Adopted in 2015, the 17 SDGs set out targets for improving global equality in a sustainable way by 2030, including by ending poverty and hunger, ensuring good health and education, and providing access to clean water and affordable energy.
But a foreword by International Science Council president Peter Gluckman and former ISC director Heide Hackmann to a new report on scientific contributions to the SDGs, published this month, says that assessments of progress on the SDGs have all found “dismal results”.
“There is increasing recognition that, despite all the potential of science to contribute to equitable and sustainable social,
economic and environmental futures, there is a gap between the claims of science and its delivery,” Gluckman and Hackmann write.
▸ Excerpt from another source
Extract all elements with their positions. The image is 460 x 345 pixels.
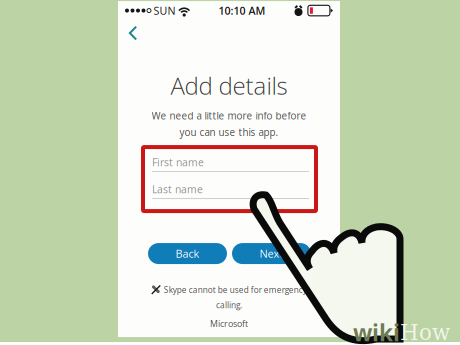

The report, which is the final publication of an international collaborative research project called Strings, examined these lacklustre contributions of science, technology and innovation to the SDGs and set out recommendations for improvements.
IPCC for sustainable development
Among the recommendations is a call by report contributor Geoff Mulgan to create a global organisation to help bolster STI contributions to the SDGs, which he says could be modelled on the Intergovernmental Panel on Climate Change (IPCC)—a UN body responsible for advancing climate change knowledge.
“A good starting point for improving the global governance of R&D, and better aligning it with global goals, would be an [IPCC] equivalent for STI,” says the report chapter by Mulgan, a professor of public policy at University College London.
The organisation, which Mulgan refers to as a “global platform observatory”, would be responsible for orchestrating scientific knowledge and data to “help the world think and act”.
“Such an observatory would be responsible for gathering and harmonising data, making forecasts and attempting to overcome the secrecy that surrounds R&D for military and intelligence purposes,” he says. “It would track and analyse global patterns and allow discussion of alternative possible orientations and portfolios for R&D in particular sectors and geographical contexts.”
Mulgan adds that the group could be given formal advisory and reporting roles to the UN Secretary General or could sit within the UN Development Programme, which supported the Strings study. “In either case, such an institution would not be expensive and could be funded in proportion to nations’ R&D spend, initially perhaps by the G20 [global large economies].”
Other recommendations in the report include increasing funding for SDG-related research and innovation, particularly in low-income countries, and better aligning STI funding with the SDGs, such as by supporting more inter- and transdisciplinary research.